I doubt she’s talking about doing me. Though it would kinda be nice.
Sy? Oh, Loki. Right. I mean, who wouldn’t do him? “I’m straight, but even I’d consider doing Tom Hiddleston.”
She nods. “Makes sense. I’m straight, but I’d totally consider doing Scarlett Johansson.”
My heart skips faster. “You like Marvel?”
That impassive look tells me I asked a stupid question. Does she look at herself in the mirror and spend time practicing casual poker face?
“I might,” she allows.
“What else do you like?” I’m leaning toward her now, like I’m being pulled into her orbit, as though one morsel of information about who she is, what she likes, might be the key to unlocking why I’m so drawn to her.
I can’t say it’s love at first sight, but I’m definitely smitten, and her cool, don’t-give-a-fuck vibes only serve to lure me in even more.
“I didn’t say I liked Marvel.” She has me there.
“Didn’t say you didn’t either. Well, I know you like PB&J.”
“I likedyourPB&J.” That tiny crumb of praise makes my soul leave my body. But I’m determined to play it cool. Or at least pretend to. Externally. If only my brain could communicate the message to the dumbass smile spreading across my face.
“And you don’t like hockey? Or just hockey players?”
She levels me with a flat stare that shrivels my balls.
“Okay.

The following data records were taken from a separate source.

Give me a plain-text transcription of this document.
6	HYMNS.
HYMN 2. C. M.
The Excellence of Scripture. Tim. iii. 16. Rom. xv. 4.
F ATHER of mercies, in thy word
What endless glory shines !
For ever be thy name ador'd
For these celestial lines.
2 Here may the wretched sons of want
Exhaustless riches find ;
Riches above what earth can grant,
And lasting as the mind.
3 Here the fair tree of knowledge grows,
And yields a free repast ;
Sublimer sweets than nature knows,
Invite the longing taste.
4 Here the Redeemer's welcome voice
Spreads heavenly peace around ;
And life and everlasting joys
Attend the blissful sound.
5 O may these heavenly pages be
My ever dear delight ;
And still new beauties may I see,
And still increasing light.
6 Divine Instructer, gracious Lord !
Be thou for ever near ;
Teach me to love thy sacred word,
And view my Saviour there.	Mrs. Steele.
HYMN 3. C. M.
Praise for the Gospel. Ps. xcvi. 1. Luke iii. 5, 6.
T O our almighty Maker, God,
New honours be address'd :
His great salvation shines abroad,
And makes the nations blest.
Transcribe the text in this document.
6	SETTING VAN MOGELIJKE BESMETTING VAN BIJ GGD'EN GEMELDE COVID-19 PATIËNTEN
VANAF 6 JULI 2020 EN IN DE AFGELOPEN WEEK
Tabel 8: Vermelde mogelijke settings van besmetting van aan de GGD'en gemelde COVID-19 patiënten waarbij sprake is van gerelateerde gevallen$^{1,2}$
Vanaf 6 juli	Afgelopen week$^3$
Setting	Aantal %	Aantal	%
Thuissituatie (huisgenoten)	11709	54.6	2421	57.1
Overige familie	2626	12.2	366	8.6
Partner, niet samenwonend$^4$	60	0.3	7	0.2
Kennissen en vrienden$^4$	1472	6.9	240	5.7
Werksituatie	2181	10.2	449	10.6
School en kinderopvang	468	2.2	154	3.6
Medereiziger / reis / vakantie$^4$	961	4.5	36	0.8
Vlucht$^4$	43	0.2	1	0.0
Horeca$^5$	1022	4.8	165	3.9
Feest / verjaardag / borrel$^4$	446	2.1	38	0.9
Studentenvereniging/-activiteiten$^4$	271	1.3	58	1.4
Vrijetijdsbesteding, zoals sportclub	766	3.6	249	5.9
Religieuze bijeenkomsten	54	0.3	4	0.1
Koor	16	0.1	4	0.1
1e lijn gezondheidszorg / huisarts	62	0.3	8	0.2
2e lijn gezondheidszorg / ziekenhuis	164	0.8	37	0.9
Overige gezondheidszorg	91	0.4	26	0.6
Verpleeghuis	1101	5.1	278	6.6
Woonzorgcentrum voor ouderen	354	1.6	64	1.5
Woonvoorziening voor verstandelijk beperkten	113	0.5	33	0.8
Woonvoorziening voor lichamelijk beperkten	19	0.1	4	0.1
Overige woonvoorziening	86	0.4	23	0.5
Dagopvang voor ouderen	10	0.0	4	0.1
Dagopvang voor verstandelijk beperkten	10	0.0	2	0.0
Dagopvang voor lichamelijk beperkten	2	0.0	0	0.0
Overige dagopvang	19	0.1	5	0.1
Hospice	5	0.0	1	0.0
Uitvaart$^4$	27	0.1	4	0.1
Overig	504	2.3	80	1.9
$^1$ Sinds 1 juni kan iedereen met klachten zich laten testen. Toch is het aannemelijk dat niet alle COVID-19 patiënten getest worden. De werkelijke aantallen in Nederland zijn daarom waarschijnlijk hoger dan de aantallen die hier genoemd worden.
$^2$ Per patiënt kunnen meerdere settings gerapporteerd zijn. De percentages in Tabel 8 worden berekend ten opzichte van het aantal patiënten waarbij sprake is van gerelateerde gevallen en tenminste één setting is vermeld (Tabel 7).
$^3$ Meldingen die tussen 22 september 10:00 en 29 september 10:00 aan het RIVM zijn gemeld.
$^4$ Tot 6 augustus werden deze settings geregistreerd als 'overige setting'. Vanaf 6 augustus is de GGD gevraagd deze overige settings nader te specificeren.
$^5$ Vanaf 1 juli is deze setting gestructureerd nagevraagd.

Noted. What about other sports? Do we hate all sportsballs and sportspeople? Or just the frozen ones?”
Her eye rolls are so impressive I might make it my mission to outdo myself with every single one. She may even have strained her eyeballs with that last one.
“I like football.”
“Go Hawks. Am I right?” Hope has my heart on a frayingstring. If she’s an Iowa State fan, I’m going to cry right here in fake prison.
We have our own football team here at the University of Cedar Rapids, but it’s fairly new. And we suck so damn bad that most of us wish we didn’t have a team at all. Even though we outwardly cheer for our own school, everyone has an inside voice cheering even louder for the Hawkeyes.
Most of us cheer out loud for them too.
“I dunno.” Her tongue trails along her full bottom lip as she flicks her auburn curls over the shoulder of her orange jumpsuit. “Cy is kinda cute.”
Cy is the Cardinal bird mascot thing for Iowa State. I can’t quite tell if she’s fucking with me until she bursts into laughter so melodic I don’t care that it’s at me.
“I can’t even say Herky is cute. Dude’s kinda scary,” I say.
She laughs again. “I wouldn’t fuck with him.”
“Please tell me you’re not a State fan, Firecracker.”
“Why’s that?”
“I’m not sure I can date someone who cheers for the wrong team.”
She laughs again. “I’d fuck you. But I won’t date you.”
I shake my already spinning head. So she’d fuck me, huh? Good. Glad to know whatever spark of attraction I felt goes both ways. Though trying to send the message to my dick that this woman is a lady, and we’re in a public space is taking longer than I’d like. “Oh, yes. I forgot. No more men. Ever. Except…” I gesture to my crotch. “When you need to scratch an itch.”
Her nose wrinkles and a stray curl falls forward into her face. “If it’s itchy, it’s not coming near my vagina.”
Her frankness is refreshing. I take it back. It might be a love at first sight story after all.